Cohen: Nein. In den ersten Jahren nach der Staatsgründung Israels war das Deutschlandbild sehr negativ, und es gab viele Menschen, die das Wiedergutmachungsabkommen zwischen Konrad Adenauer und David Ben Gurion sehr kritisch sahen. Auch unseren Kibbuz durfte dreißig Jahre lang kein Deutscher betreten. Die ganze Annäherung brauchte viel Zeit und viele kleine Schritte, um bis zum heutigen Verhältnis zu kommen.

DFB.de: Was konnte der Sport, speziell der Fußball, zu dieser Annäherung beitragen?

Cohen: Sport kann Brücken bauen, Grenzen auflösen und viel einfacher Begegnungen schaffen als die Politik oder die Wirtschaft. Deshalb hat der Sport und vor allem der Fußball uns sehr bei der Annäherung geholfen. Fußball wird weltweit geliebt, diese Leidenschaft verbindet und bringt schnell Kontakte, Gespräche und Gemeinsamkeiten zum Vorschein. Was mir Bedenken macht, ist, was teilweise auf den Zuschauerrängen passiert.

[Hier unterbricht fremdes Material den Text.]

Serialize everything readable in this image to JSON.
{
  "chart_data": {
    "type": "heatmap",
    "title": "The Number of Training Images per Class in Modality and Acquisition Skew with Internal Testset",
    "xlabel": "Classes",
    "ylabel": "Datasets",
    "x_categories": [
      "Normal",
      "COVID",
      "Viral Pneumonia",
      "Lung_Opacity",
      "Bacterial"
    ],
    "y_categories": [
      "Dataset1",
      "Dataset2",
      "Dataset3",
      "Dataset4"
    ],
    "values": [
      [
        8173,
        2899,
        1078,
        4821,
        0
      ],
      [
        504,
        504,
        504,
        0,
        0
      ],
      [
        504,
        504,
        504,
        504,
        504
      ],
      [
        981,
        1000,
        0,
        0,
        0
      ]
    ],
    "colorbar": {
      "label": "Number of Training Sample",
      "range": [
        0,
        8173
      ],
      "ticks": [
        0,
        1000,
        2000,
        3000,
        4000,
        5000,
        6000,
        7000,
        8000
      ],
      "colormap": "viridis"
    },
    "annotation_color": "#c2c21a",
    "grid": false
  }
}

DFB.de: Haben Sie Angst davor, was passiert, wenn es keine Zeitzeugen mehr gibt, die ihre Erinnerungen mit den Menschen teilen?

Cohen: Ja. Deutschland fühlt sich Israel gegenüber noch verpflichtet. Ich hoffe, dass das auch so bleibt, wenn es keine Opfer und keine Täter mehr gibt. Denn wenn keine Überlebenden aus dieser Zeit mehr unter uns sind, ist es nur noch ein Kapitel der Menschheitsgeschichte und diese lehrt uns, dass sie im Nachhinein auch manipuliert werden kann. Umso wichtiger ist es, dass die wenigen Zeitzeugen, die es noch gibt, ihre Erinnerungen teilen und die Message "nie wieder" weitergeben und mit Leben füllen.

DFB.de: Was wünschen Sie sich für das zukünftige Verhältnis zwischen Deutschland und Israel?

Cohen: Das es genauso bleibt, wie es gerade ist.